With congressional passage of the new military-detention bill, and President Obama’s unsurprising flip-flop decision to sign it into law, perhaps this would be a good time to review where we are as a country.
We now live in a country in which the military has the legal authority to arrest or round up Americans (and non-Americans), place them into military dungeons or concentration camps, torture them, and keep them incarcerated for life without a trial. All they have to do is label people as terrorists.
By the way, that’s the same legal authority that the U.S.-supported military dictatorship in Egypt has. In fact, it’s that authority that the Egyptian demonstrators have been trying to get lifted ever since the demonstrations began. The Egyptian military refuses to lift this extraordinary emergency authority on the same basis that U.S. officials insist on such authority — that it’s necessary to keep the people safe.
That’s not to say that the U.S. Constitution permits such extraordinary power. In fact, it expressly prohibits it in the Fifth Amendment to the Constitution. But U.S. officials claim that the president is not bound by the Constitution and the Bill of Rights because, they say, he is at war against the terrorists of the world.
Let’s face it: the war on terrorism is a much bigger bonanza than the war on communism and the war on drugs — perpetual, more power, more money, less freedom, and ever-growing budgets for the military-industrial complex and CIA.
Of course, they tell us that as soon as the war on terrorism is over, the emergency authority will be lifted. Unfortunately, however, they also tell us that it will be several generations before that will happen. In other words, those of us living under such authority will all be dead by the time the emergency will be over.
We also live in a country in which the president wields the authority to take the entire nation into war on his own initiative. He does not need a declaration of war from Congress. If he decides he wants to go to war, he just orders his military forces to attack, and his forces will loyally follow his orders.
That’s not to say, of course, that the law permits the president to do so. In fact, it doesn’t. The Constitution, which is the highest law of the land, delegates to Congress the power to declare war. Thus, the law prohibits the president from waging war without a declaration of war from Congress.

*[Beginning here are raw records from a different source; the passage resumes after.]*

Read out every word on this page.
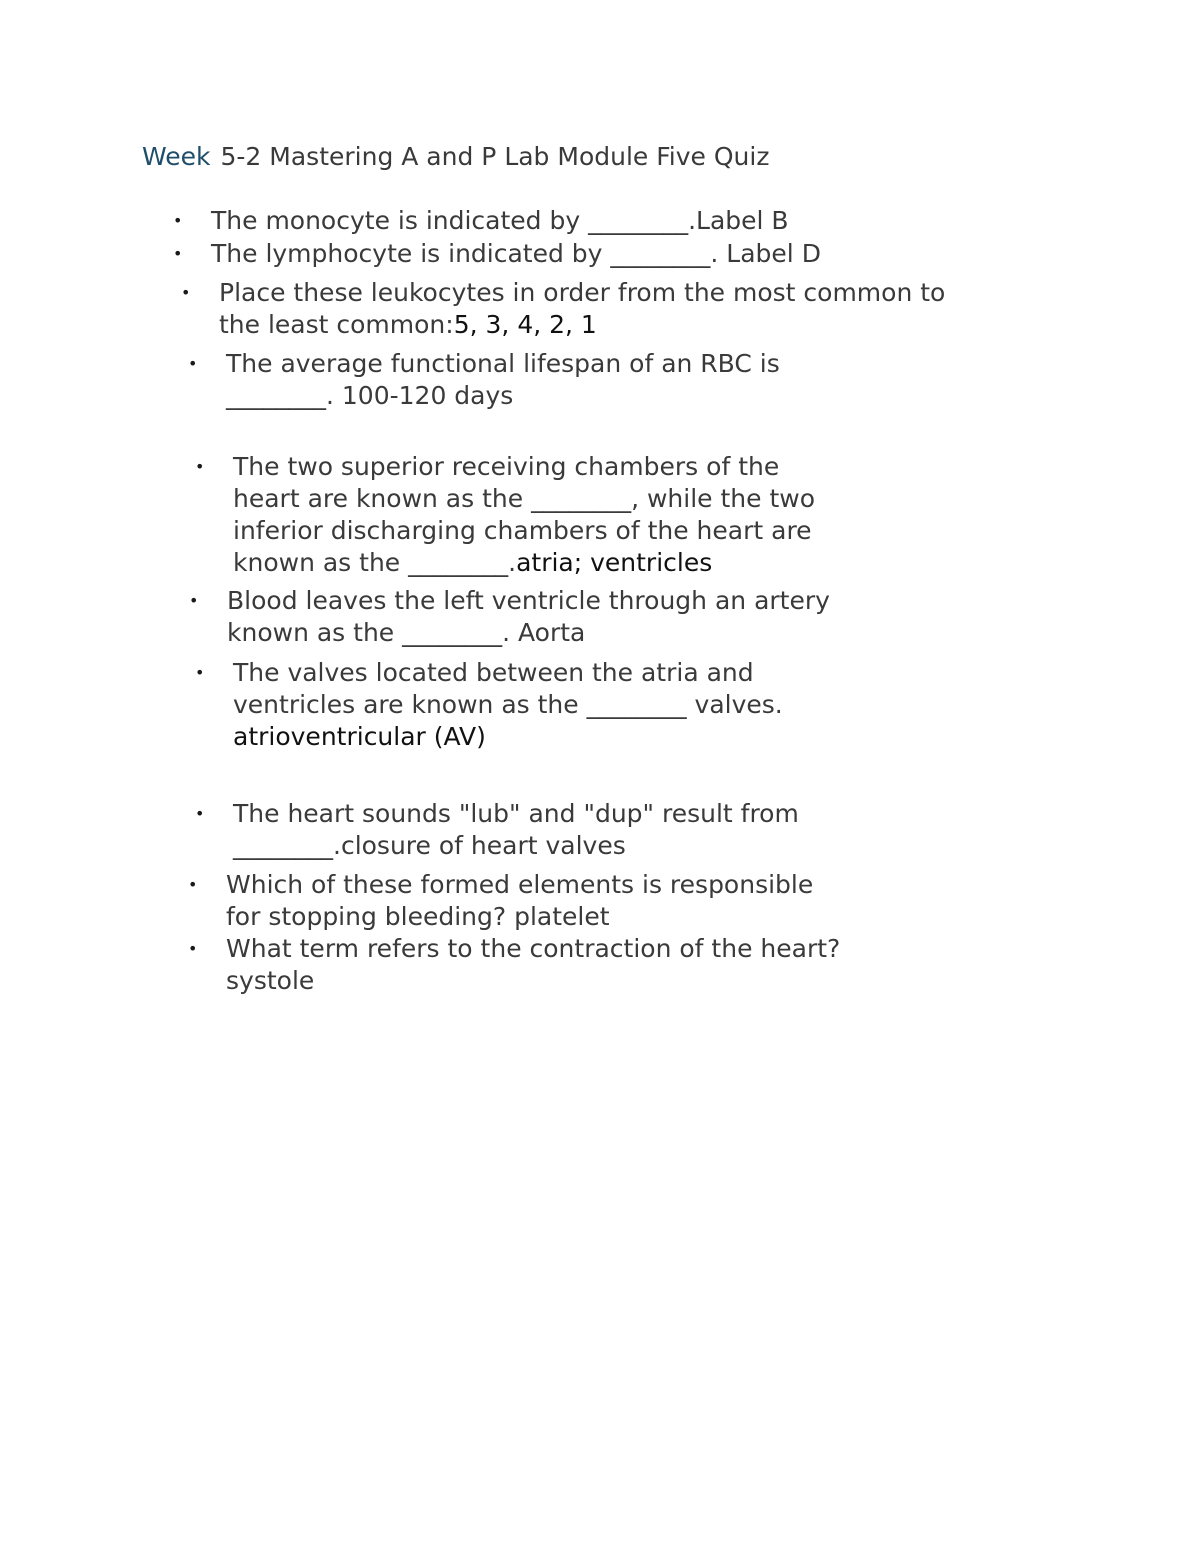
Week 5-2 Mastering A and P Lab Module Five Quiz
• The monocyte is indicated by ________.Label B
• The lymphocyte is indicated by ________. Label D
• Place these leukocytes in order from the most common to
the least common:5, 3, 4, 2, 1
• The average functional lifespan of an RBC is
________. 100-120 days
• The two superior receiving chambers of the
heart are known as the ________, while the two
inferior discharging chambers of the heart are
known as the ________.atria; ventricles
• Blood leaves the left ventricle through an artery
known as the ________. Aorta
• The valves located between the atria and
ventricles are known as the ________ valves.
atrioventricular (AV)
• The heart sounds "lub" and "dup" result from
________.closure of heart valves
• Which of these formed elements is responsible
for stopping bleeding? platelet
• What term refers to the contraction of the heart?
systole
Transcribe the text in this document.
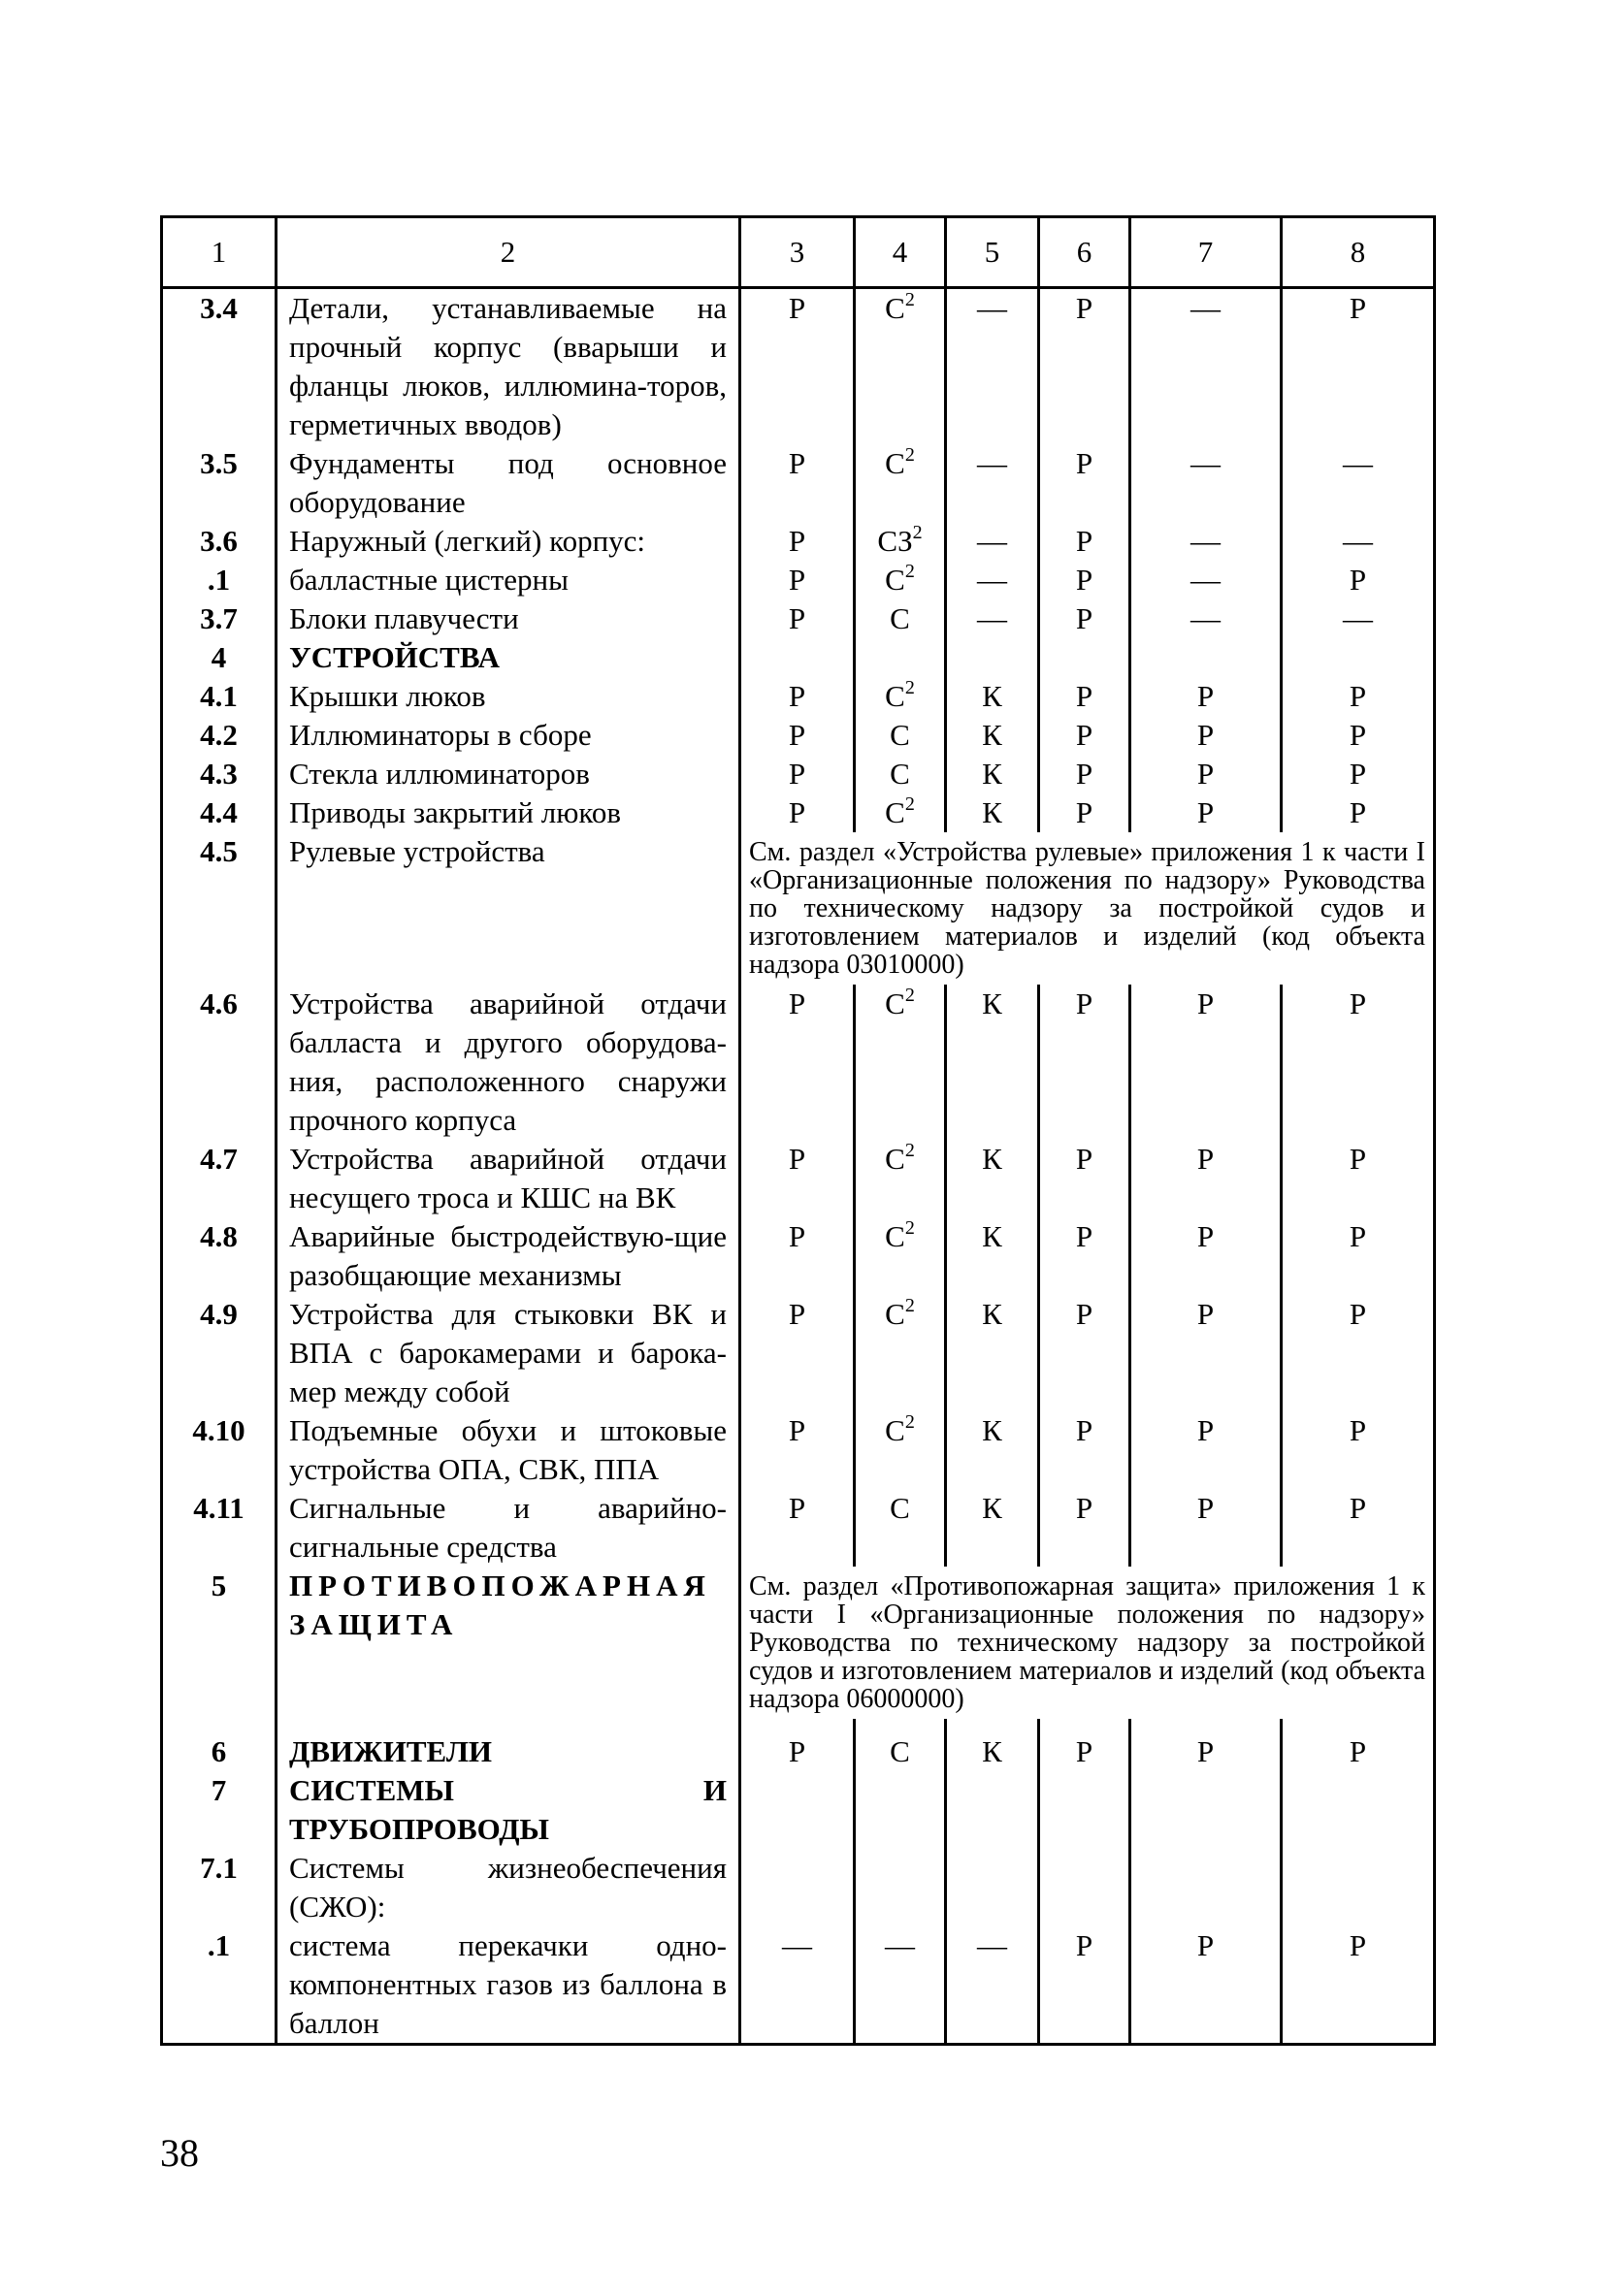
1	2	3	4	5	6	7	8
3.4	Детали, устанавливаемые на прочный корпус (вварыши и фланцы люков, иллюмина-торов, герметичных вводов)	Р	$С^2$	—	Р	—	Р
3.5	Фундаменты под основное оборудование	Р	$С^2$	—	Р	—	—
3.6	Наружный (легкий) корпус:	Р	$СЗ^2$	—	Р	—	—
.1	балластные цистерны	Р	$С^2$	—	Р	—	Р
3.7	Блоки плавучести	Р	С	—	Р	—	—
4	УСТРОЙСТВА						
4.1	Крышки люков	Р	$С^2$	К	Р	Р	Р
4.2	Иллюминаторы в сборе	Р	С	К	Р	Р	Р
4.3	Стекла иллюминаторов	Р	С	К	Р	Р	Р
4.4	Приводы закрытий люков	Р	$С^2$	К	Р	Р	Р
4.5	Рулевые устройства	См. раздел «Устройства рулевые» приложения 1 к части I «Организационные положения по надзору» Руководства по техническому надзору за постройкой судов и изготовлением материалов и изделий (код объекта надзора 03010000)					
4.6	Устройства аварийной отдачи балласта и другого оборудова-ния, расположенного снаружи прочного корпуса	Р	$С^2$	К	Р	Р	Р
4.7	Устройства аварийной отдачи несущего троса и КШС на ВК	Р	$С^2$	К	Р	Р	Р
4.8	Аварийные быстродействую-щие разобщающие механизмы	Р	$С^2$	К	Р	Р	Р
4.9	Устройства для стыковки ВК и ВПА с барокамерами и барока-мер между собой	Р	$С^2$	К	Р	Р	Р
4.10	Подъемные обухи и штоковые устройства ОПА, СВК, ППА	Р	$С^2$	К	Р	Р	Р
4.11	Сигнальные и аварийно-сигнальные средства	Р	С	К	Р	Р	Р
5	ПРОТИВОПОЖАРНАЯ ЗАЩИТА	См. раздел «Противопожарная защита» приложения 1 к части I «Организационные положения по надзору» Руководства по техническому надзору за постройкой судов и изготовлением материалов и изделий (код объекта надзора 06000000)					

6	ДВИЖИТЕЛИ	Р	С	К	Р	Р	Р
7	СИСТЕМЫ И ТРУБОПРОВОДЫ						
7.1	Системы жизнеобеспечения (СЖО):						
.1	система перекачки одно-компонентных газов из баллона в баллон	—	—	—	Р	Р	Р
38
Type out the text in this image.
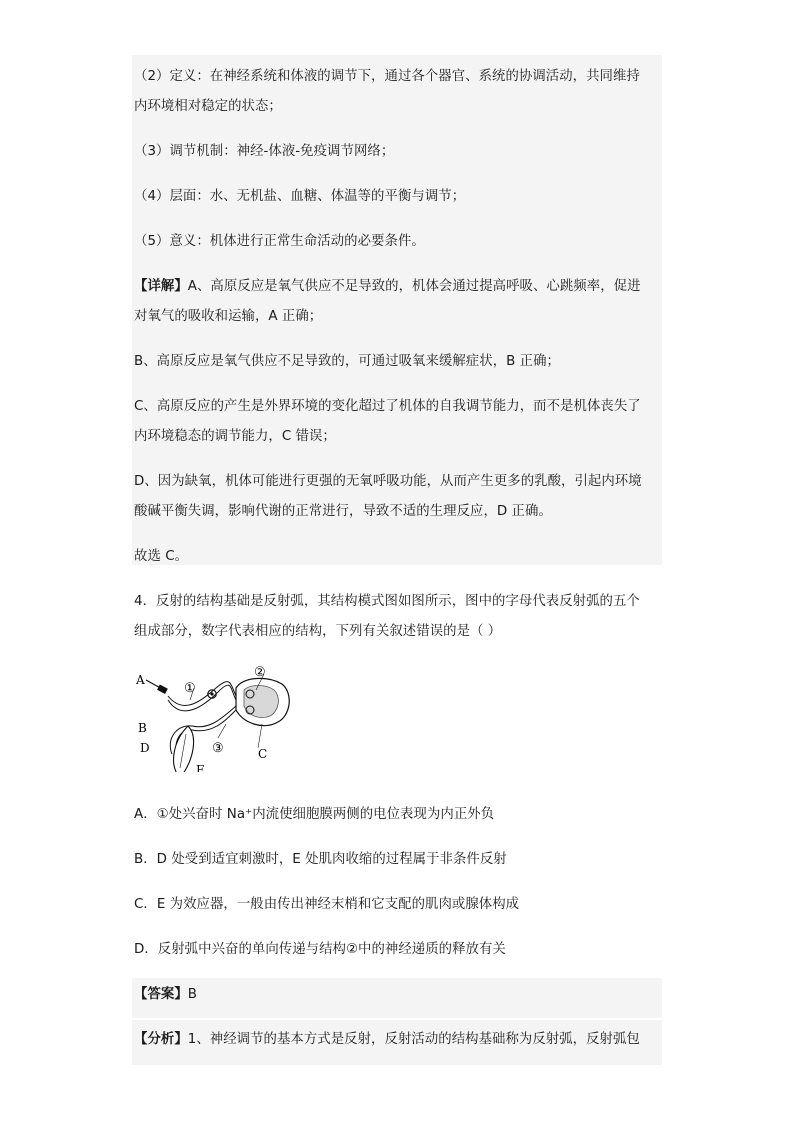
（2）定义：在神经系统和体液的调节下，通过各个器官、系统的协调活动，共同维持
内环境相对稳定的状态；
（3）调节机制：神经-体液-免疫调节网络；
（4）层面：水、无机盐、血糖、体温等的平衡与调节；
（5）意义：机体进行正常生命活动的必要条件。
【详解】A、高原反应是氧气供应不足导致的，机体会通过提高呼吸、心跳频率，促进
对氧气的吸收和运输，A 正确；
B、高原反应是氧气供应不足导致的，可通过吸氧来缓解症状，B 正确；
C、高原反应的产生是外界环境的变化超过了机体的自我调节能力，而不是机体丧失了
内环境稳态的调节能力，C 错误；
D、因为缺氧，机体可能进行更强的无氧呼吸功能，从而产生更多的乳酸，引起内环境
酸碱平衡失调，影响代谢的正常进行，导致不适的生理反应，D 正确。
故选 C。
4．反射的结构基础是反射弧，其结构模式图如图所示，图中的字母代表反射弧的五个
组成部分，数字代表相应的结构，下列有关叙述错误的是（ ）
A
B
C
D
E
①
②
③
A．①处兴奋时 Na⁺内流使细胞膜两侧的电位表现为内正外负
B．D 处受到适宜刺激时，E 处肌肉收缩的过程属于非条件反射
C．E 为效应器，一般由传出神经末梢和它支配的肌肉或腺体构成
D．反射弧中兴奋的单向传递与结构②中的神经递质的释放有关
【答案】B
【分析】1、神经调节的基本方式是反射，反射活动的结构基础称为反射弧，反射弧包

But U.S. officials say that the president is no longer required to comply with that section of the Constitution. They say that the reason is that past presidents haven’t complied with that section of the Constitution and, therefore, no presidents have to comply with that section of the Constitution.
But if the president doesn’t have to comply with one constitutional restriction, why does he have to comply with any constitutional restrictions? And if the president now has the authority to ignore constitutional restrictions on power, what’s the difference between that and dictatorship?
On the domestic side, we have long lived in a country in which the government wields the authority to jail people for ingesting substances that the government hasn’t approved. And, hey, we’re not just talking 30 days or so in the slammer. We’re talking about the authority to send people away for 30 years or more.
We also live in a country in which the government wields the authority to take money from us in order to give it to other people. They say that it’s in our best interests because it makes us good, caring, and compassionate. Otherwise, if we weren’t forced to share our money with others, they say, we would be no-good, worthless, selfish, self-centered people.
We also live in a country in which government officials have the authority to go into any country in the world and kidnap people and deliver them into the hands of brutal dictatorships to be tortured. They say that this is necessary to keep us safe.
Indeed, that’s where much of the money goes to that they take from us and give to others — to brutal dictatorships. They say that it’s necessary to maintain order and stability, which are supposed to keep us safe.
Of course, this was not the type of country our American ancestors lived in. It’s certainly not the type of country the Framers had in mind when the Constitution brought the federal government into existence.
Meanwhile, American statists, deluded that this is all just part of living in a free society, just keep singing to themselves, “Thank God I’m an American because at least I know I’m free” or “Back in the USSA.”